Montana’s Legislature has been resistant to a sticker program. “They don’t want to put the burden on boaters and fishermen,” he said, adding that he and others have been talking about such a program in Montana for five years. “The western Montana representatives are aware of it (the mussel threat), but in eastern Montana the view of water is different,” he said.

The FLBS sampled 30 areas in Flathead Lake for mussels in early November. The first results should be available this month or next. The testing came after mussel larvae were detected at the Tiber and Canyon Ferry reservoirs in eastern Montana.

Shawn Devlin, assistant research professor at FLBS, said the organization is one-third of the way toward its funding goal of testing all of the samples that it took.

“We’re strapped for funding,” he said.

Georgia Smies, an aquatic biologist with the Confederated Salish and Kootenai Tribes, emphasized a “clean, drain and dry” theme for boat owners.

The No. 1 tool in protecting lakes from mussels is education, she said, citing information gleaned from those in the Lake Tahoe area, which straddles the California/Nevada border in the Sierra Nevada Mountain Range.

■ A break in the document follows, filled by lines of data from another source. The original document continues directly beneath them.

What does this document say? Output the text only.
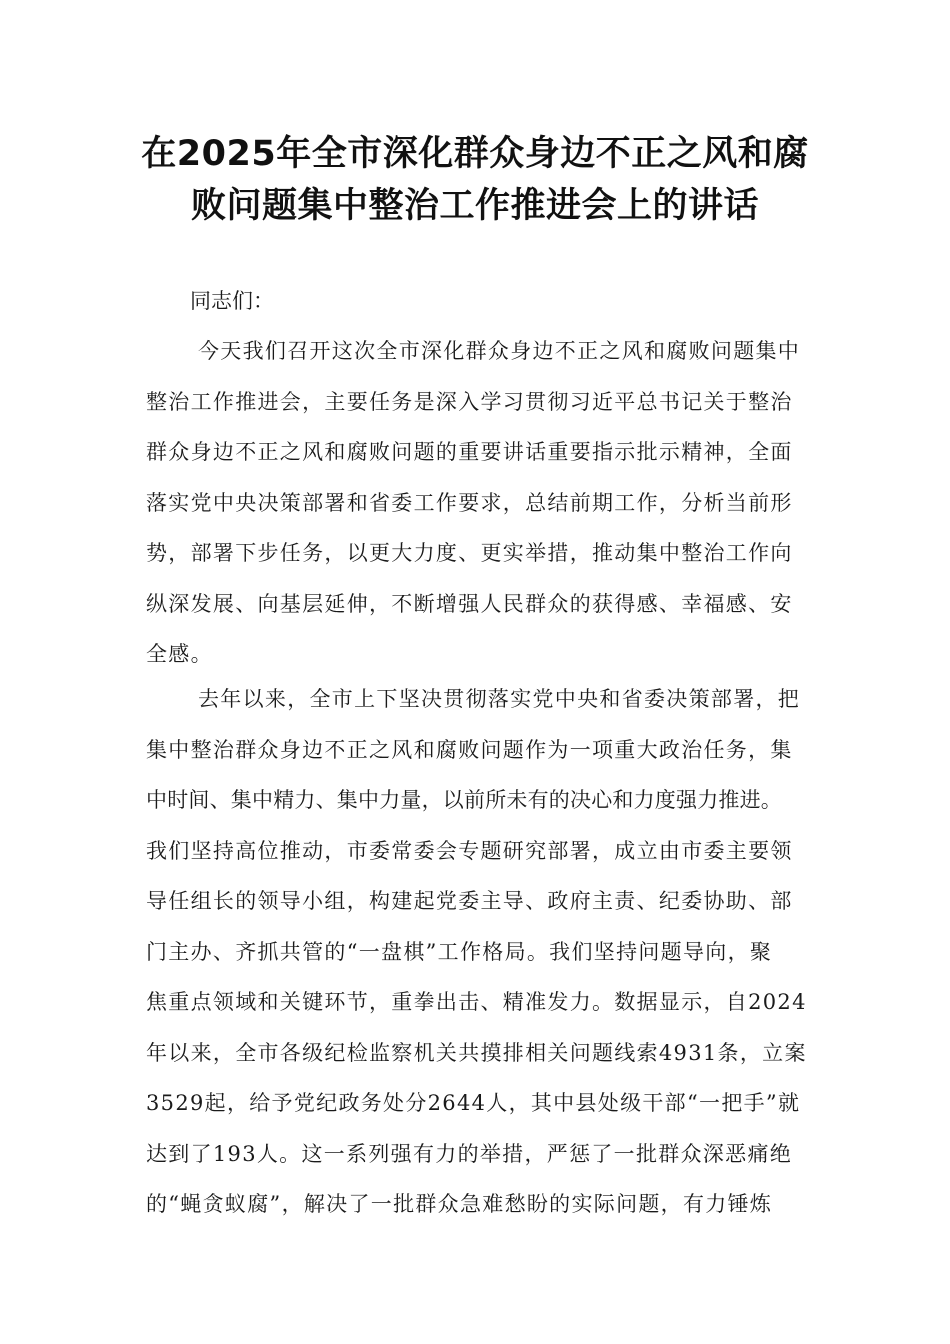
在2025年全市深化群众身边不正之风和腐
败问题集中整治工作推进会上的讲话

同志们：

今天我们召开这次全市深化群众身边不正之风和腐败问题集中
整治工作推进会，主要任务是深入学习贯彻习近平总书记关于整治
群众身边不正之风和腐败问题的重要讲话重要指示批示精神，全面
落实党中央决策部署和省委工作要求，总结前期工作，分析当前形
势，部署下步任务，以更大力度、更实举措，推动集中整治工作向
纵深发展、向基层延伸，不断增强人民群众的获得感、幸福感、安
全感。
去年以来，全市上下坚决贯彻落实党中央和省委决策部署，把
集中整治群众身边不正之风和腐败问题作为一项重大政治任务，集
中时间、集中精力、集中力量，以前所未有的决心和力度强力推进。
我们坚持高位推动，市委常委会专题研究部署，成立由市委主要领
导任组长的领导小组，构建起党委主导、政府主责、纪委协助、部
门主办、齐抓共管的“一盘棋”工作格局。我们坚持问题导向，聚
焦重点领域和关键环节，重拳出击、精准发力。数据显示，自2024
年以来，全市各级纪检监察机关共摸排相关问题线索4931条，立案
3529起，给予党纪政务处分2644人，其中县处级干部“一把手”就
达到了193人。这一系列强有力的举措，严惩了一批群众深恶痛绝
的“蝇贪蚁腐”，解决了一批群众急难愁盼的实际问题，有力锤炼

Lake Tahoe has no mussels, she said, adding that some 550,000 boats are launched there annually, but specifically only within the six warmer months of the year.

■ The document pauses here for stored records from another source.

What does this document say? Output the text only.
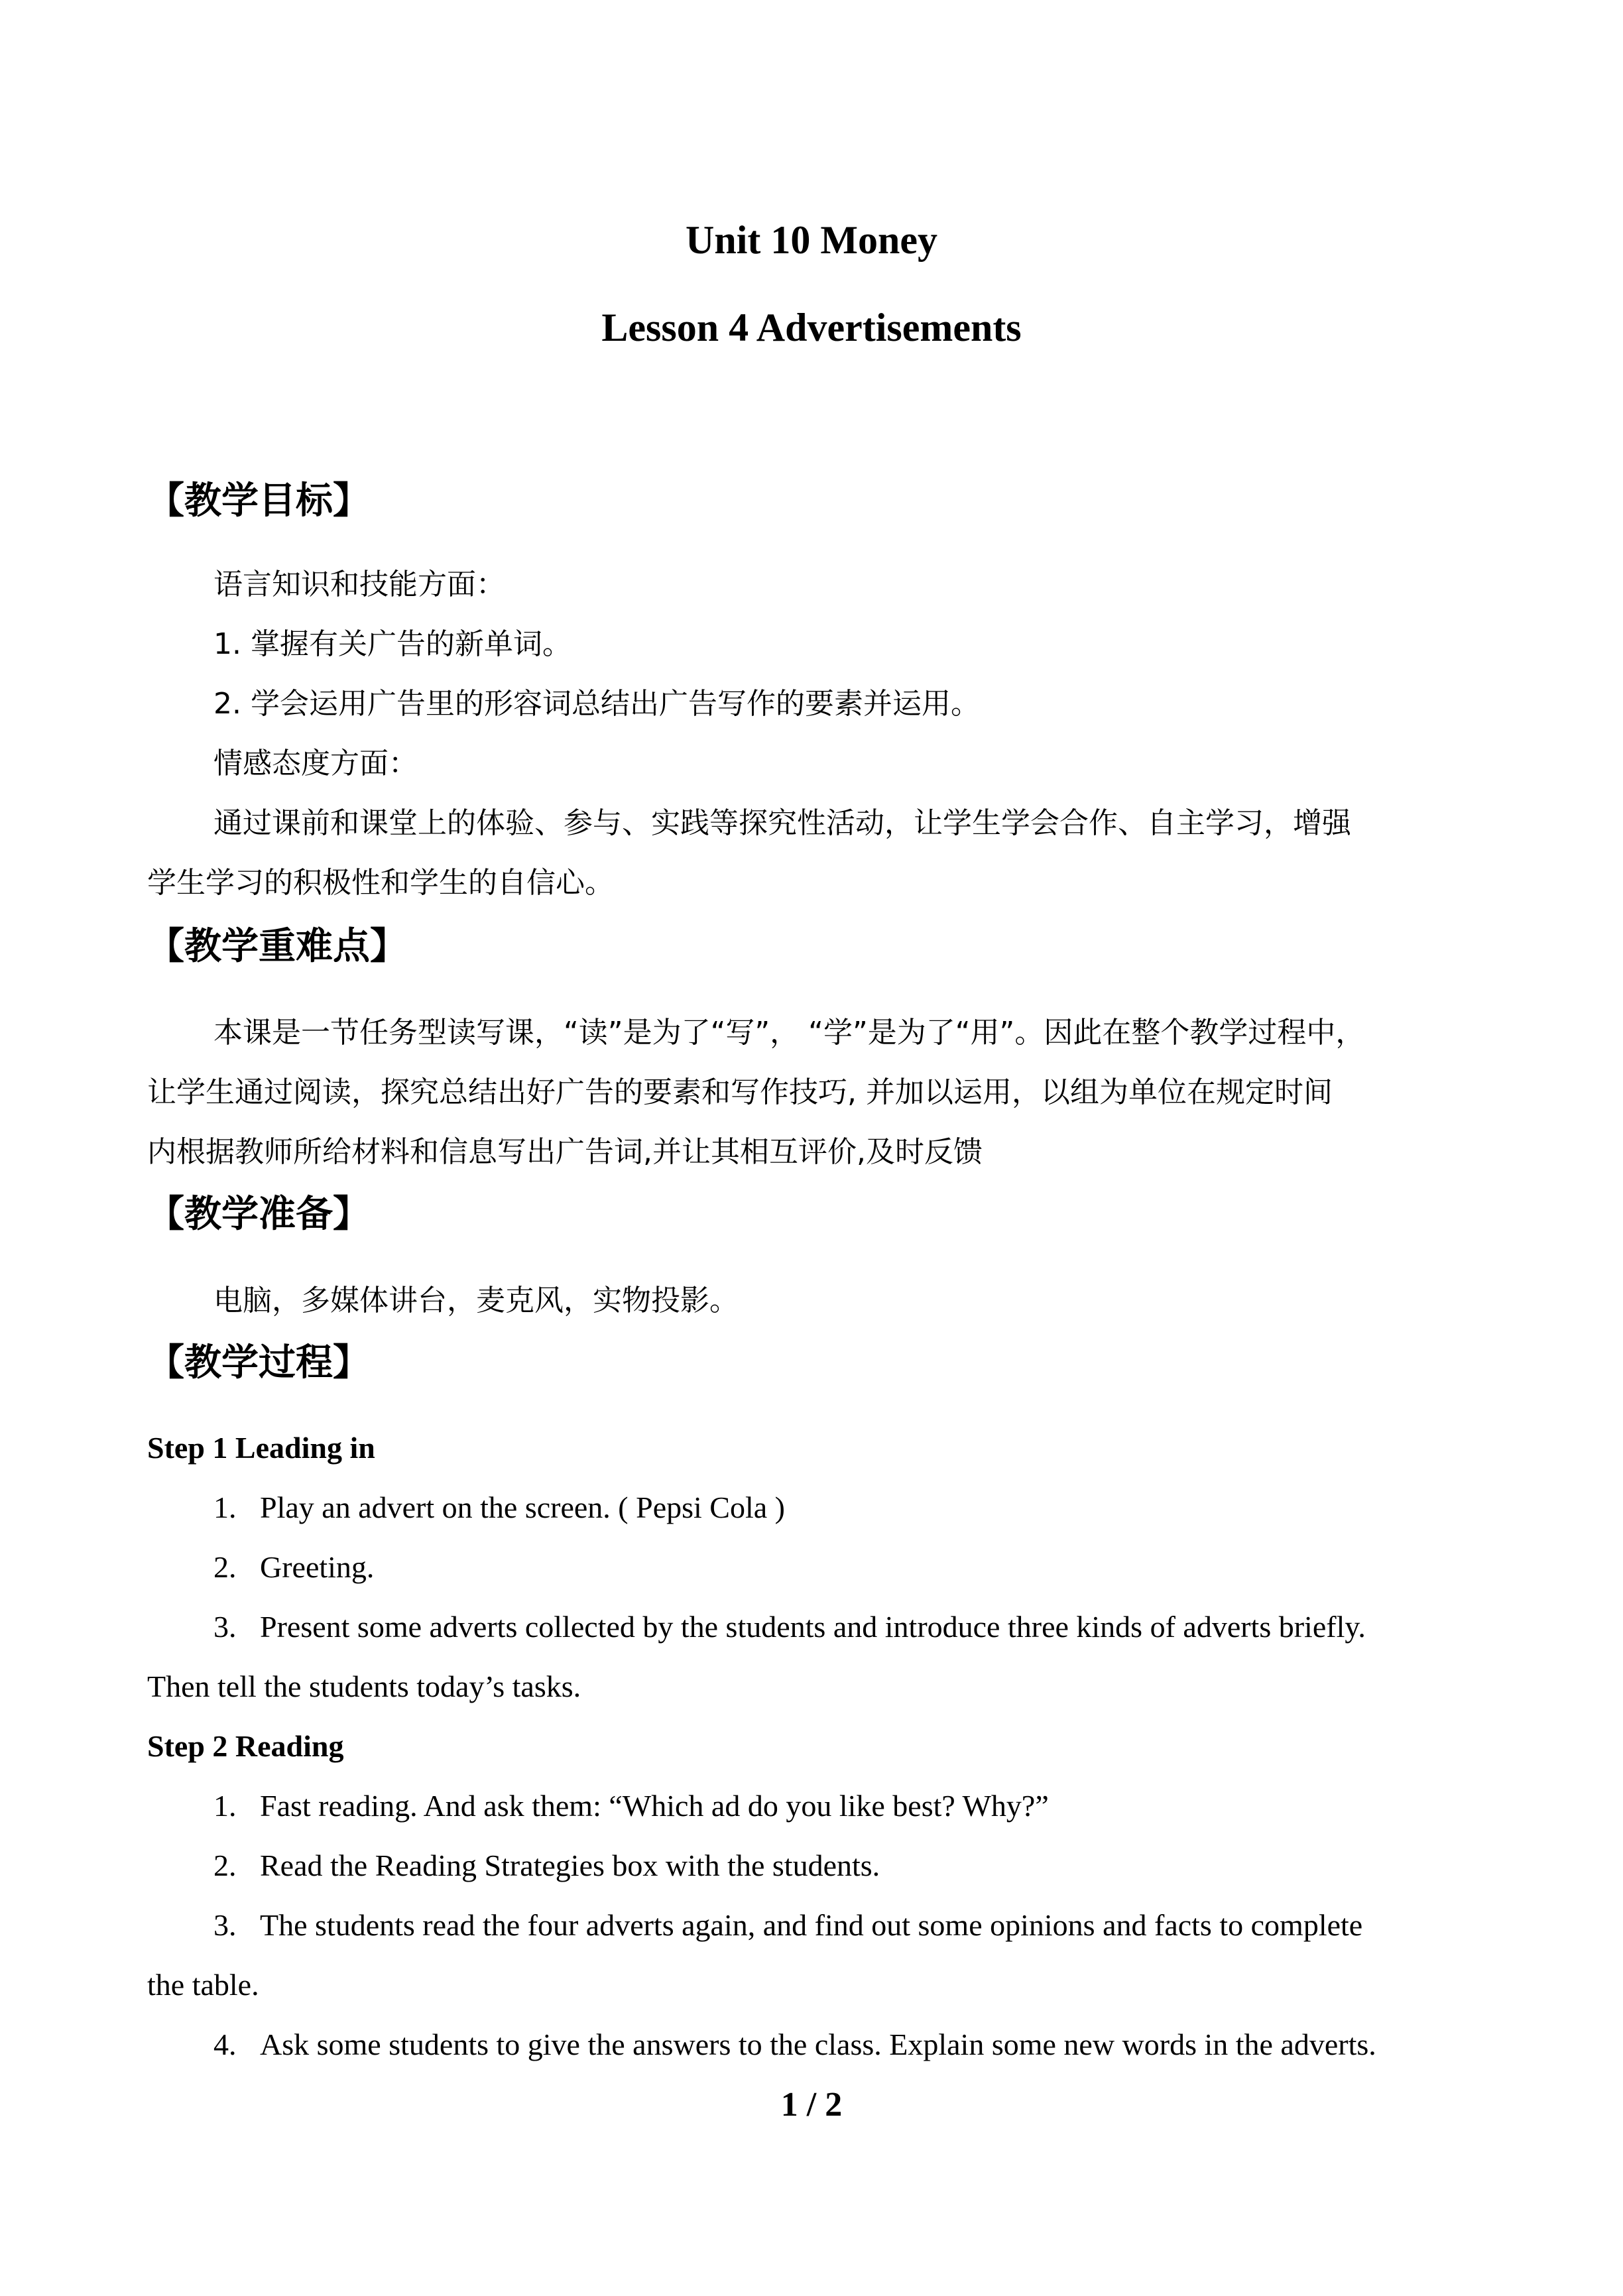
Unit 10 Money
Lesson 4 Advertisements
【教学目标】

语言知识和技能方面：

1. 掌握有关广告的新单词。

2. 学会运用广告里的形容词总结出广告写作的要素并运用。

情感态度方面：

通过课前和课堂上的体验、参与、实践等探究性活动，让学生学会合作、自主学习，增强

学生学习的积极性和学生的自信心。

【教学重难点】

本课是一节任务型读写课，“读”是为了“写”， “学”是为了“用”。因此在整个教学过程中，

让学生通过阅读，探究总结出好广告的要素和写作技巧, 并加以运用，以组为单位在规定时间

内根据教师所给材料和信息写出广告词,并让其相互评价,及时反馈

【教学准备】

电脑，多媒体讲台，麦克风，实物投影。

【教学过程】

Step 1 Leading in

1. Play an advert on the screen. ( Pepsi Cola )

2. Greeting.

3. Present some adverts collected by the students and introduce three kinds of adverts briefly.

Then tell the students today’s tasks.

Step 2 Reading

1. Fast reading. And ask them: “Which ad do you like best? Why?”

2. Read the Reading Strategies box with the students.

3. The students read the four adverts again, and find out some opinions and facts to complete

the table.

4. Ask some students to give the answers to the class. Explain some new words in the adverts.

1 / 2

The Lake Tahoe area spends about $1.5 million a year on aquatic invasive species control, she said. About $750,000 of this comes from a local sticker program for boaters. Local irrigators have borne most of the rest of the costs, she said, adding that a small amount comes from the state Legislature.

Smies said CSKT is taking the mussel threat “very seriously” and plans to host public meetings in the future.

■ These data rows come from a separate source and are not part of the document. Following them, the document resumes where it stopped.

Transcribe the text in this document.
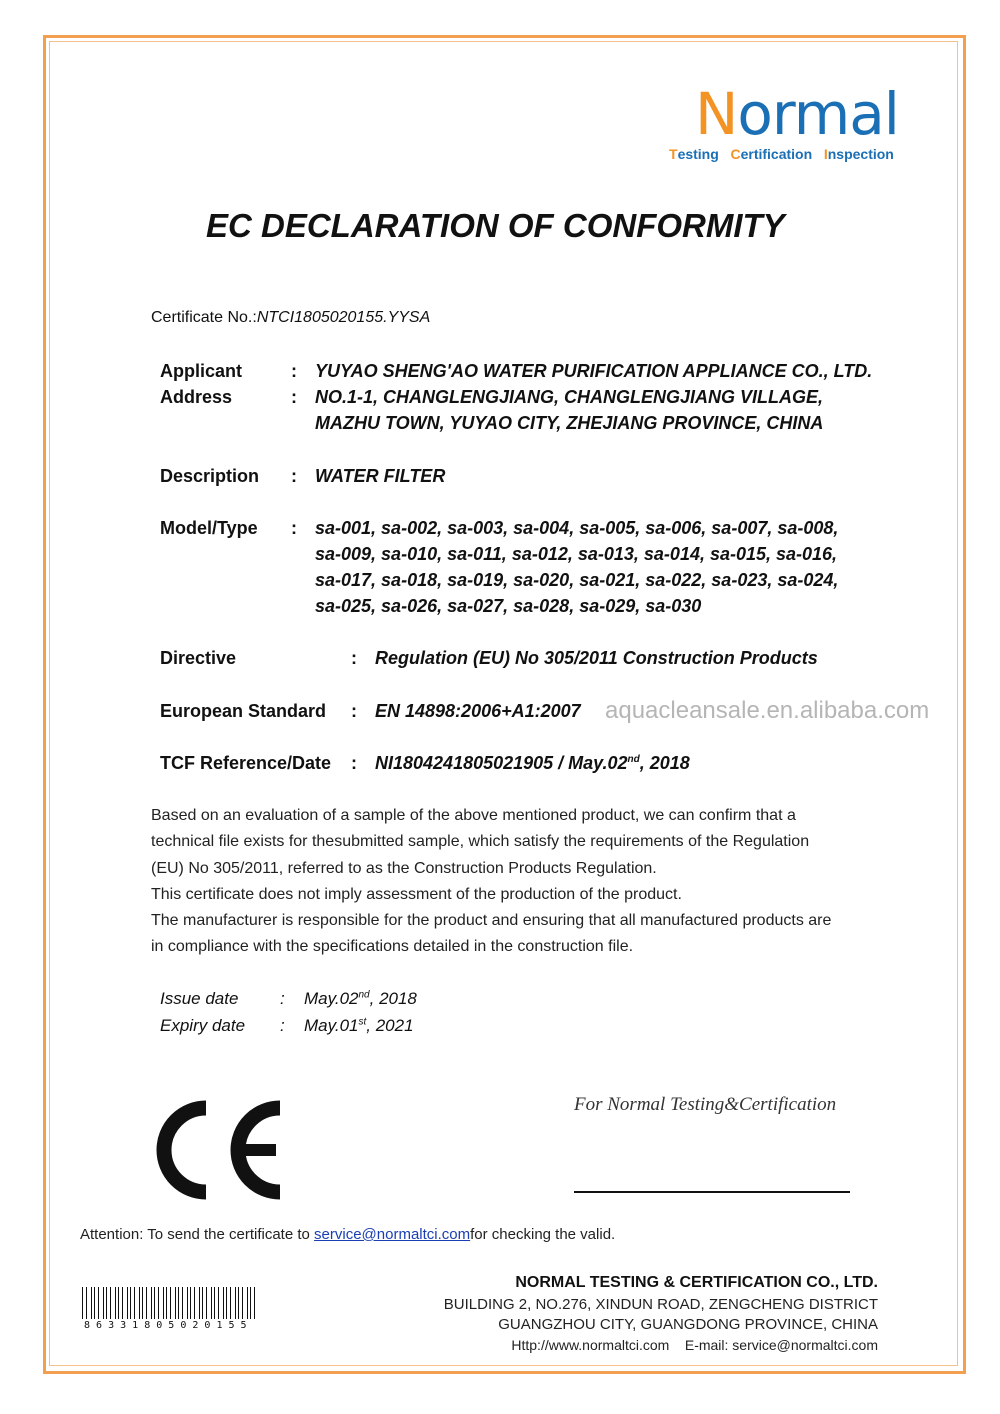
Normal
Testing Certification Inspection
EC DECLARATION OF CONFORMITY
Certificate No.:NTCI1805020155.YYSA
Applicant	: YUYAO SHENG'AO WATER PURIFICATION APPLIANCE CO., LTD.
Address	: NO.1-1, CHANGLENGJIANG, CHANGLENGJIANG VILLAGE,
MAZHU TOWN, YUYAO CITY, ZHEJIANG PROVINCE, CHINA
Description : WATER FILTER
Model/Type : sa-001, sa-002, sa-003, sa-004, sa-005, sa-006, sa-007, sa-008,
sa-009, sa-010, sa-011, sa-012, sa-013, sa-014, sa-015, sa-016,
sa-017, sa-018, sa-019, sa-020, sa-021, sa-022, sa-023, sa-024,
sa-025, sa-026, sa-027, sa-028, sa-029, sa-030
Directive	: Regulation (EU) No 305/2011 Construction Products
European Standard : EN 14898:2006+A1:2007 aquacleansale.en.alibaba.com
TCF Reference/Date : NI1804241805021905 / May.02nd, 2018
Based on an evaluation of a sample of the above mentioned product, we can confirm that a
technical file exists for thesubmitted sample, which satisfy the requirements of the Regulation
(EU) No 305/2011, referred to as the Construction Products Regulation.
This certificate does not imply assessment of the production of the product.
The manufacturer is responsible for the product and ensuring that all manufactured products are
in compliance with the specifications detailed in the construction file.
Issue date : May.02nd, 2018
Expiry date : May.01st, 2021
For Normal Testing&Certification
Attention: To send the certificate to service@normaltci.comfor checking the valid.
8 6 3 3 1 8 0 5 0 2 0 1 5 5
NORMAL TESTING & CERTIFICATION CO., LTD.
BUILDING 2, NO.276, XINDUN ROAD, ZENGCHENG DISTRICT
GUANGZHOU CITY, GUANGDONG PROVINCE, CHINA
Http://www.normaltci.com    E-mail: service@normaltci.com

The panel answered numerous questions at the Science on Tap presentation, where $1 of each pint of beer purchased goes toward the two sponsoring organizations.

Gordon Luikart, a professor at FLBS, said that once mussels are detected in a body of water it’s usually too late to eradicate them, although he cited two examples from Colorado where it was done. However, those lakes have low calcium levels, and Flathead Lake’s is pretty high, he said. The mussels need a certain amount of calcium for their shell.

“There is hope with drawdown in some water bodies,” he said. “It’s like cancer, you’ve got to detect it early.”

Mussels can’t survive in water with a low pH level. “But water conditions in Flathead Lake are just fine for them,” he said.

“They spin a bissel thread and can grow on anything. Native mussels (to Montana) can’t do that. They burrow in sand.”

“To spin bissel thread, they need enough food,” Devlin said. “No one knows what kind of food they need.”

Citing a Minnesota model, Luikart said education is key. “It’s peer pressure and changing behaviors,” he said.

The panel doesn’t know which mussel species, quagga or zebra, are in Montana because only larvae have been found, Luikart said, noting that zebra mussels are the nastiest.

Bluegill and sunfish eat mussels, but it’s not enough, he added.

Glacier National Park had two representatives in the panel discussion. GNP’s fisheries program manager Chris Downs said the park is going to keep its lakes closed to boats “until we figure out the nature of the threat.”